Unfortunately, most schools struggle to integrate atypical learners, even though it’s increasingly clear that interest-driven learning, project-based learning, and undirected learning seem better suited for the greater diversity of neural types we now know exist.
Ben Draper, who runs the Macomber Center for Self Directed Learning, says that while the center is designed for all types of children, kids whose parents identify them as on the autism spectrum often thrive at the center when they’ve had difficulty in conventional schools. Ben is part of the so-called unschooling movement, which believes that not only should learning be self-directed, in fact we shouldn’t even focus on guiding learning. Children will learn in the process of pursuing their passions, the reasoning goes, and so we just need to get out of their way, providing support as needed.
Many, of course, argue that such an approach is much too unstructured and verges on irresponsibility. In retrospect, though, I feel I certainly would have thrived on “unschooling.” In a recent paper, Ben and my colleague Andre Uhl, who first introduced me to unschooling, argue that it not only works for everyone, but that the current educational system, in addition to providing poor learning outcomes, impinges on the rights of children as individuals.
In addition to equipping kids for basic literacy and civic engagement, industrial age schools were primarily focused on preparing kids to work in factories or perform repetitive white-collar jobs. It may have made sense to try to convert kids into (smart) robotlike individuals who could solve problems on standardized tests alone with no smartphone or the internet and just a No. 2 pencil. Sifting out non-neurotypical types or trying to remediate them with drugs or institutionalization may have seemed important for our industrial competitiveness. Also, the tools for instruction were also limited by the technology of the times. In a world where real robots are taking over many of those tasks, perhaps we need to embrace neurodiversity and encourage collaborative learning through passion, play, and projects, in other words, to start teaching kids to learn in ways that machines can’t. We can also use modern technology for connected learning that supports diverse interests and abilities and is integrated into our lives and communities of interest.
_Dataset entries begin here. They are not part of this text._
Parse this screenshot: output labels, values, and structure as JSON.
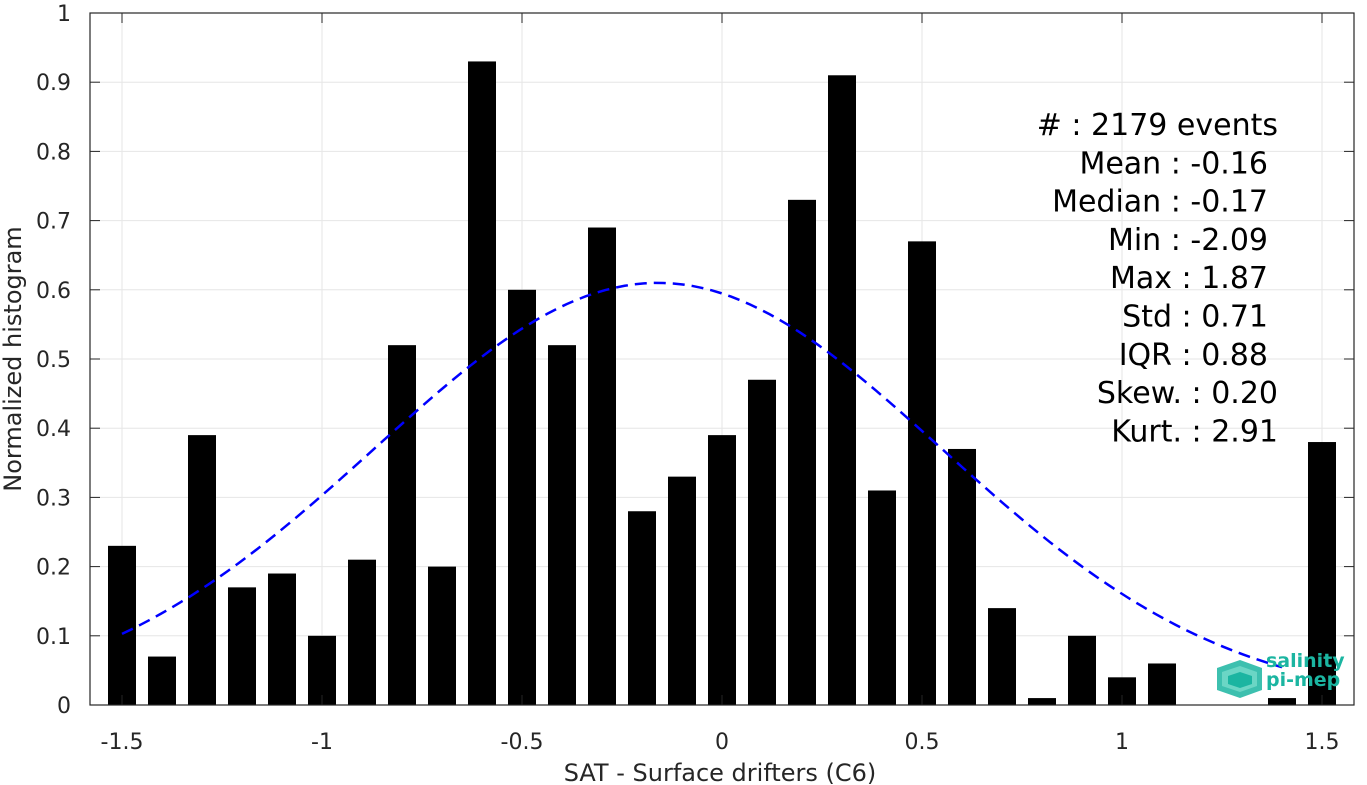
{
  "chart_data": {
    "type": "bar",
    "xlabel": "SAT - Surface drifters (C6)",
    "ylabel": "Normalized histogram",
    "xlim": [
      -1.58,
      1.58
    ],
    "ylim": [
      0,
      1
    ],
    "grid": true,
    "x_ticks": [
      -1.5,
      -1,
      -0.5,
      0,
      0.5,
      1,
      1.5
    ],
    "x_tick_labels": [
      "-1.5",
      "-1",
      "-0.5",
      "0",
      "0.5",
      "1",
      "1.5"
    ],
    "y_ticks": [
      0,
      0.1,
      0.2,
      0.3,
      0.4,
      0.5,
      0.6,
      0.7,
      0.8,
      0.9,
      1
    ],
    "y_tick_labels": [
      "0",
      "0.1",
      "0.2",
      "0.3",
      "0.4",
      "0.5",
      "0.6",
      "0.7",
      "0.8",
      "0.9",
      "1"
    ],
    "bar_width": 0.07,
    "bar_color": "#000000",
    "bins": [
      -1.5,
      -1.4,
      -1.3,
      -1.2,
      -1.1,
      -1.0,
      -0.9,
      -0.8,
      -0.7,
      -0.6,
      -0.5,
      -0.4,
      -0.3,
      -0.2,
      -0.1,
      0.0,
      0.1,
      0.2,
      0.3,
      0.4,
      0.5,
      0.6,
      0.7,
      0.8,
      0.9,
      1.0,
      1.1,
      1.2,
      1.3,
      1.4,
      1.5
    ],
    "values": [
      0.23,
      0.07,
      0.39,
      0.17,
      0.19,
      0.1,
      0.21,
      0.52,
      0.2,
      0.93,
      0.6,
      0.52,
      0.69,
      0.28,
      0.33,
      0.39,
      0.47,
      0.73,
      0.91,
      0.31,
      0.67,
      0.37,
      0.14,
      0.01,
      0.1,
      0.04,
      0.06,
      0.0,
      0.0,
      0.01,
      0.38
    ],
    "fit": {
      "type": "normal",
      "mean": -0.16,
      "std": 0.71,
      "peak": 0.61,
      "x_range": [
        -1.5,
        1.4
      ],
      "color": "#0000ff",
      "style": "dashed"
    },
    "stats_box": [
      "#  : 2179 events",
      "Mean : -0.16",
      "Median : -0.17",
      "Min : -2.09",
      "Max : 1.87",
      "Std : 0.71",
      "IQR : 0.88",
      "Skew. : 0.20",
      "Kurt. : 2.91"
    ],
    "logo": {
      "line1": "salinity",
      "line2": "pi-mep",
      "color": "#1bb5a1"
    }
  }
}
At the Media Lab, we have a research group called Lifelong Kindergarten, and the head of the group, Mitchel Resnick, recently wrote a book by the same name. The book is about the group’s research on creative learning and the four Ps—Passion, Peers, Projects, and Play. The group believes, as I do, that we learn best when we are pursuing our passion and working with others in a project-based environment with a playful approach. My memory of school was “no cheating,” “do your own work,” “focus on the textbook, not on your hobbies or your projects,” and “there’s time to play at recess, be serious and study or you’ll be shamed”—exactly the opposite of the four Ps.
Many mental health issues, I believe, are caused by trying to “fix” some type of neurodiversity or by simply being insensitive or inappropriate for the person. Many mental “illnesses” can be “cured” by providing the appropriate interface to learning, living, or interacting for that person focusing on the four Ps. My experience with the educational system, both as its subject and, now, as part of it, is not so unique. I believe, in fact, that at least the one-quarter of people who are diagnosed as somehow non-neurotypical struggle with the structure and the method of modern education. People who are wired differently should be able to think of themselves as the rule, not as an exception.